Cependant, après avoir lu le livre blanc, je me pose une question assez hardcore : où se trouvent vraiment ces données privées ?

La proposition de Midnight est la suivante : les données privées résident sur l'appareil local de l'utilisateur.

Cette logique est philosophiquement fascinante. Elle réalise une véritable 'souveraineté des données' - mes données, je décide, la chaîne ne conserve qu'un hachage irréversible ou une preuve. Cela signifie que même si le réseau Midnight disparaît, tant que vos données locales sont là, vos actifs de confidentialité et informations sont sécurisés.

Mais l'autre côté de la pièce est : l'utilisateur peut-il assumer cette responsabilité ?

Dans le monde actuel du Web2, nous sommes habitués à pouvoir récupérer un mot de passe perdu, à contacter le service client en cas de perte de données. Mais dans la logique de Midnight, si votre disque dur tombe en panne et que vous n'avez pas de sauvegarde, ces états privés stockés localement sont complètement perdus. La preuve ZK sur la chaîne peut vérifier que vous l'avez possédée, mais elle ne peut pas récupérer le contenu original.

Cette transition du 'responsable du service' au 'responsable personnel' pose la question pour l'utilisateur moyen : est-ce une couronne de liberté ou un fardeau lourd ? C'est un fossé que Midnight doit franchir en améliorant l'expérience utilisateur (UX) en passant à l'environnement de production.

Franchir le fossé : le 'traducteur' de l'interaction publique et privée.

Un autre défi technique est de savoir comment relier ces deux voies.

Si j'opère un actif dans un état privé et que cela nécessite de déclencher une logique dans l'état public (comme déclencher une récompense de gouvernance publique), comment construire le pont entre les deux ?

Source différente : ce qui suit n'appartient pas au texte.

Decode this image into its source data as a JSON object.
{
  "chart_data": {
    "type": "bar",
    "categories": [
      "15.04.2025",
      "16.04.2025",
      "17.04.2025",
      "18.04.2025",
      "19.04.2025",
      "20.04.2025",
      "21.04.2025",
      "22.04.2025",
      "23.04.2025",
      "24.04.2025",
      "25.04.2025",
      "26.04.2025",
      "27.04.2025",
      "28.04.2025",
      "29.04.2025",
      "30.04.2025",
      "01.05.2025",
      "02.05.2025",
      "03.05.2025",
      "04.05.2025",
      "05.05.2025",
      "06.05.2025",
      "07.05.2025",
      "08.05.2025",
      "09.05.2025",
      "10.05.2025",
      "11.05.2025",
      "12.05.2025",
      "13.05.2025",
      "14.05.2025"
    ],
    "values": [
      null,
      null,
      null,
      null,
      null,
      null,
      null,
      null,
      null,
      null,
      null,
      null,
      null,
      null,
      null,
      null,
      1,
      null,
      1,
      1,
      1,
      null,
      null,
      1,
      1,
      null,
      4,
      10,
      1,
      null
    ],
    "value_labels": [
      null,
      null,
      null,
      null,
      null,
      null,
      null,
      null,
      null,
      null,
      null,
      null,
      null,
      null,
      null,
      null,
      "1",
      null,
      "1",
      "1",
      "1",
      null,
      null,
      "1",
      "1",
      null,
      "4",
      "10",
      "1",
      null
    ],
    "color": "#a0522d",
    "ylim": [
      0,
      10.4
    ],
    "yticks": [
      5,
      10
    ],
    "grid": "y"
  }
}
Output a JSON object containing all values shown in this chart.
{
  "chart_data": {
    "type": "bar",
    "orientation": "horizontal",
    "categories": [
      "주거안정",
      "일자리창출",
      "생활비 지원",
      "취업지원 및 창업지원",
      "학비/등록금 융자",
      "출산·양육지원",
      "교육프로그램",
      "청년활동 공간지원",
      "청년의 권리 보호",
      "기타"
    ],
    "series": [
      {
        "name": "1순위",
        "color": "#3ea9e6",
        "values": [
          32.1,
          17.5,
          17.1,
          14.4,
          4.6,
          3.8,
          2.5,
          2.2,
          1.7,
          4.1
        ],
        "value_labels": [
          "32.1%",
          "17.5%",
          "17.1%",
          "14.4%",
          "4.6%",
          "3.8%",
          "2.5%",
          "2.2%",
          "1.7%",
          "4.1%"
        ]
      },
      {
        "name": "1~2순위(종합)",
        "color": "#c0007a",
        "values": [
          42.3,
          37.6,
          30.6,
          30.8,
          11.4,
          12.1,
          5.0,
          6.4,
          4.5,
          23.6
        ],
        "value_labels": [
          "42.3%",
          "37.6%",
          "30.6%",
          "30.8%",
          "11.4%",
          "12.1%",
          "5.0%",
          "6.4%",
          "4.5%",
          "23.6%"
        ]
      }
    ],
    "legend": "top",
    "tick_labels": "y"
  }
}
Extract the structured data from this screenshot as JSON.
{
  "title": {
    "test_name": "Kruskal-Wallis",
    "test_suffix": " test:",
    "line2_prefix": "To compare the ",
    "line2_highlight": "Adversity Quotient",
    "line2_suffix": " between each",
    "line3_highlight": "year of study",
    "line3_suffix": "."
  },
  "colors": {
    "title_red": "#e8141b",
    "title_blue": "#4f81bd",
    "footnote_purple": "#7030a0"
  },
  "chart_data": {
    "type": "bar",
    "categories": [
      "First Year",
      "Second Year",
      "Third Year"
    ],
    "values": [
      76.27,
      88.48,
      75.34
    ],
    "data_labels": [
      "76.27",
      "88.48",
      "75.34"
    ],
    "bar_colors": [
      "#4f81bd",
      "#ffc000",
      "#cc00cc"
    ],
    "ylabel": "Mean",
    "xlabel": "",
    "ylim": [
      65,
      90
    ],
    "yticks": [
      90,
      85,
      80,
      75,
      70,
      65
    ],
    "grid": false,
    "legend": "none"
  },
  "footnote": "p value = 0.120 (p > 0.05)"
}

Midnight a proposé une logique d'interaction basée sur ZK. En gros, c'est générer une 'preuve' pour informer la voie publique : 'la voie privée a rempli certaines conditions, veuillez mettre à jour les données publiques.'

Cela semble logique, mais dans un environnement de production à forte concurrence et à grande échelle, la vitesse de génération de ces preuves ZK, le coût de vérification, et la complexité de la logique pour les développeurs sont d'énormes défis. Faire fonctionner le testnet est une chose, mais soutenir des règlements commerciaux mondiaux en est une autre.

En résumé : chercher le point d'or entre transparence et vie privée.

Revenons à l'exemple du KTV.

L'ambition de Midnight est en fait de construire de nombreux 'box' interconnectés mais indépendants dans la 'grande place' de la blockchain.

Il ne s'agit pas de renverser l'intention de transparence décentralisée, c'est juste que la transparence indiscriminée est une atteinte violente aux interactions sociales et commerciales humaines. Une véritable civilisation devrait être : 'ceux qui doivent voir, voient, et ceux qui ne doivent pas voir, s'en vont.'

Pour l'instant, le design à double voie de $NIGHT semble être l'une des directions les plus fiables pour résoudre la douleur de la confidentialité sur la blockchain. Il essaie de trouver un point d'or entre la confiance décentralisée et le besoin commercial de confidentialité.

Quant à savoir si les utilisateurs peuvent bien conserver leur 'clé de données' et si les développeurs peuvent jouer avec le langage Compact, cela dépendra de la capacité de Midnight à construire son écosystème. Après tout, quelle que soit la puissance de la technologie, si la porte du box est trop difficile à ouvrir, les gens finiront par retourner dans le hall.